1.5 per cent of respondents were identified as at-risk gamblers, a 0.9 per cent decline when compared to the 2.4 per cent figure the previous year. 23 per cent were identified as non-problem gamblers.

Offline gambling adverts had been seen by 55 per cent of respondents, down from 66 per cent in 2022, while online gambling adverts had been seen by 53 per cent of respondents, a drop compared to 63 per cent the previous year.

The most common media in which young people saw gambling advertisements were television at 47 per cent and apps at 45 per cent.

15 per cent of participants also followed a gambling company on social media, most commonly on YouTube (10 per cent), followed by TikTok (nine per cent) and Instagram (seven per cent). 68 per cent of respondents don’t follow a gambling company on social media.

As for why young people gambled, data from the report stated that 80 per cent of respondents who have used their own money to gamble in the past year did so because “they regard it as a fun thing to do”. 17 per cent agreed that gambling makes them happy, 29 per cent disagreed that it made them happy, and 28 per cent were unsure either way.

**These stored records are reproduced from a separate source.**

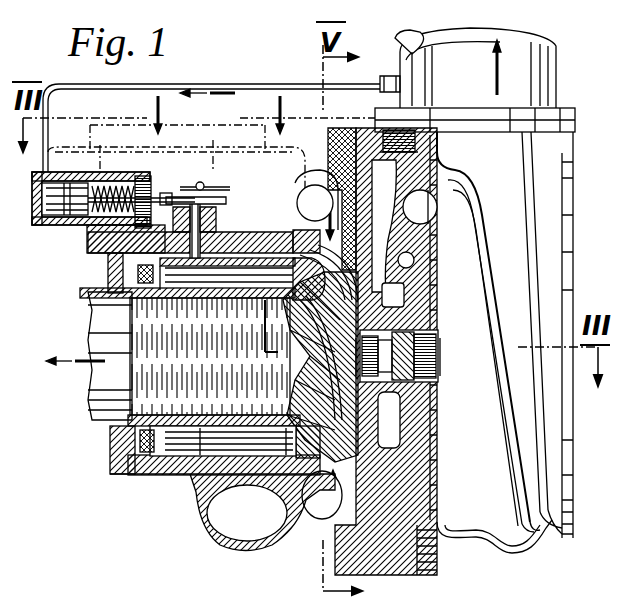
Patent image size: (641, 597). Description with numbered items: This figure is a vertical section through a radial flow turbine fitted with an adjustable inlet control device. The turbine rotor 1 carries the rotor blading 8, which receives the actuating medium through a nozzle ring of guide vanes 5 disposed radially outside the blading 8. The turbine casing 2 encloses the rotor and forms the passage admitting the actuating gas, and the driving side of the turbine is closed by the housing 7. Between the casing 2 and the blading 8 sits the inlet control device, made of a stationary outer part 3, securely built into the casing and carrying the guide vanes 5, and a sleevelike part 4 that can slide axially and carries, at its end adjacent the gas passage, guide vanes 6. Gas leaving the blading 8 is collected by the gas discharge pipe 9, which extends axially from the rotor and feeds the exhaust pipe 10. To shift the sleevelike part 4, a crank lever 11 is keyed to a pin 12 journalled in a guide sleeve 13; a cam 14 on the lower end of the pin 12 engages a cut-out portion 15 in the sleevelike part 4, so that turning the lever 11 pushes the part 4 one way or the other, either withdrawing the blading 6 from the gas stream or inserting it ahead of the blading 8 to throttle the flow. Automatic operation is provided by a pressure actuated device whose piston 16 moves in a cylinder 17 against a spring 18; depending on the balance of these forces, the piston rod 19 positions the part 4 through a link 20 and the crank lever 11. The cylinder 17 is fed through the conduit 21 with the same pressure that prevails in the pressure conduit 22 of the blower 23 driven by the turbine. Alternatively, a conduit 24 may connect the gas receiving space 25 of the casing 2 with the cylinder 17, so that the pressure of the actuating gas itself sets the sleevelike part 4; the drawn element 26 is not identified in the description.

The turbine rotor 1 is at (320, 367).
The turbine casing 2 is at (205, 500).
The outer part 3 is at (293, 477).
The sleevelike part 4 is at (250, 286).
The guide vanes 5 is at (322, 236).
The guide vanes 6 is at (300, 292).
The housing 7 is at (375, 560).
The rotor blading 8 is at (318, 402).
The gas discharge pipe 9 is at (186, 426).
The exhaust pipe 10 is at (98, 420).
The crank lever 11 is at (216, 200).
The pin 12 is at (216, 216).
The guide sleeve 13 is at (208, 232).
The cam 14 is at (182, 292).
The cut-out portion 15 is at (150, 290).
The piston 16 is at (75, 218).
The cylinder 17 is at (50, 225).
The spring 18 is at (108, 185).
The piston rod 19 is at (141, 209).
The link 20 is at (178, 200).
The conduit 21 is at (255, 75).
The pressure conduit 22 is at (475, 80).
The blower 23 is at (505, 342).
The conduit 24 is at (268, 140).
The gas receiving space 25 is at (296, 190).
The adjusting nut 26 is at (142, 180).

Of all respondents, 28 per cent said they had seen family members they live with gamble. From this group, 10 per cent said gambling had been the cause of arguments or tension at home, while 12 per cent said a family member’s gambling had helped to pay for things at home (eg. holidays, trips or clubs).

The UKGC added that protecting young people from harm is “a priority for the commission and it is working hard to implement relevant proposals by government in its Gambling Act Review White Paper High stakes: gambling reform for the digital age”.

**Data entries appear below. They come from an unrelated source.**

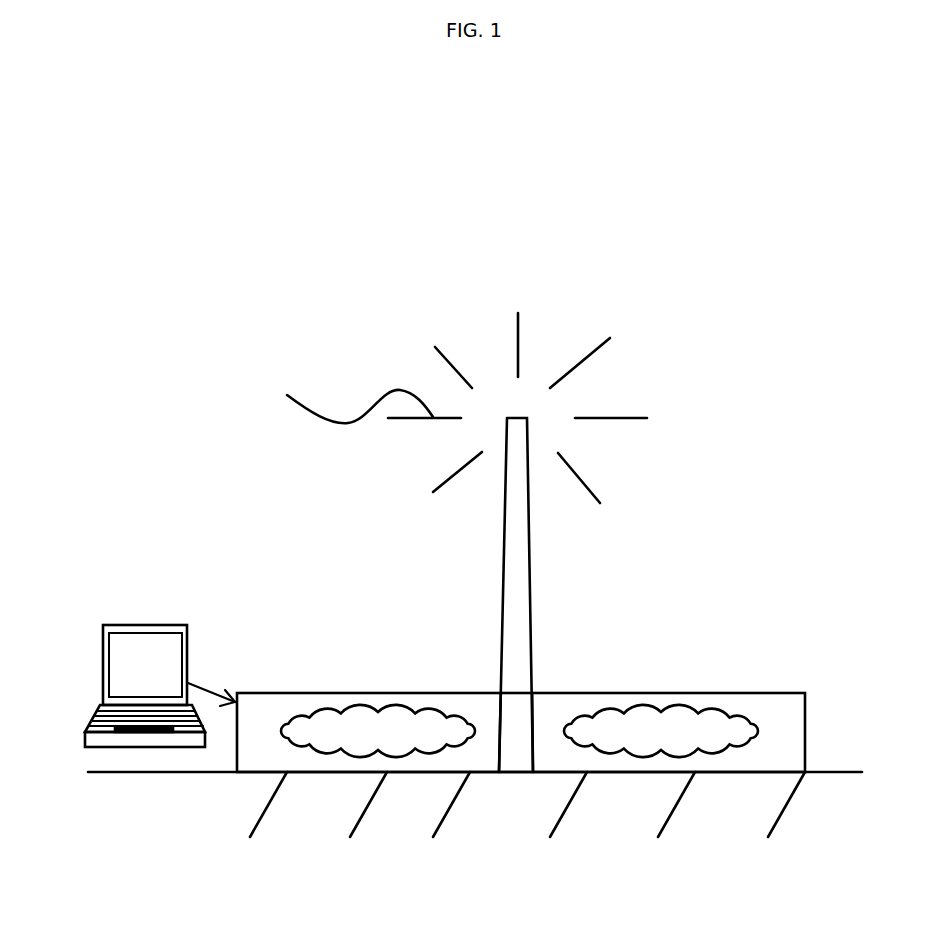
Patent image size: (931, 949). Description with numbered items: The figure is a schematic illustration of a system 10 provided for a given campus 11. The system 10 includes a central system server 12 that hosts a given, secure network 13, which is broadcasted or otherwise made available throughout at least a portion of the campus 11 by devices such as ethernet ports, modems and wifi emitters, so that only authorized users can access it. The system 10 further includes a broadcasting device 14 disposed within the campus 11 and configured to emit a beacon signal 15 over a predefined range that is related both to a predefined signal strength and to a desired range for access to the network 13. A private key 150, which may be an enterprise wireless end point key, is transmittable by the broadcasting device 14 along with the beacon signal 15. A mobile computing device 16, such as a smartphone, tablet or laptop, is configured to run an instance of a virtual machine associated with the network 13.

The system 10 is at (162, 820).
The campus 11 is at (482, 772).
The central system server 12 is at (518, 733).
The secure network 13 is at (337, 725).
The broadcasting device 14 is at (520, 543).
The beacon signal 15 is at (332, 398).
The private key 150 is at (360, 406).
The mobile computing device 16 is at (138, 623).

These proposals include examining how the on-premises age verification process can be improved, such as requiring staff to check the age of customers who appear to be under 25, instead of under 21.

The UKGC’s Young People and Gambling 2023 report is also released during Safer Gambling Week in the UK, where many gambling industry stakeholders are spotlighting the resources available to players to help them stay in control of their gambling as well as provide them with advice.

BGC: zero tolerance approach to betting by children

Commenting on the UKGC’s Young People and Gambling 2023 report, a spokesperson for the Betting and Gaming Council said its members take a “zero tolerance” approach to betting by children.

“The most popular forms of betting by children are legal arcade games like penny pusher and claw grab machines, bets between friends or family, and playing cards for money – not with BGC members.

“These latest figures from the Gambling Commission, which incorporates data from 17-year-olds for the first time, and therefore comparisons with previous surveys should be treated with caution, show the number of children aged 11-17 gambling in the last seven has dropped two per cent since last year, to five per cent.   

“Our members enforce strict age verification on all their products to prevent underage gaming, while the BGC funds the £10m Young People’s Gambling Harm Prevention Programme, delivered by leading charities YGAM and GamCare, which has reached more than two million 11 to 19-year-olds, and those working with them, in the UK.

“Meanwhile figures released by independent analysts Serve Legal revealed betting shops’ record on age verification checks are better than those of supermarkets, convenience stores and petrol forecourts.

“In 2019, BGC members introduced the whistle-to-whistle ban on TV betting commercials during live sport before the 9pm watershed, which led to the number of such ads being seen by children at that time falling by 97 per cent. Our members also introduced new age-gating rules for advertising on social media platforms, restricting ads to those aged 25 and over for most sites.

“This survey shows young people’s exposure to gambling adverts and promotions has also declined since last year, of 11-17-year-olds 55 per cent had seen gambling adverts offline, compared to 66 per cent in 2022, and 53 per cent had seen adverts online, compared to 63 per cent in 2022.

“The regulated betting and gaming industry is determined to promote safer gaming, unlike the unsafe and growing online black market, which has none of the safeguards strictly employed by BGC members.”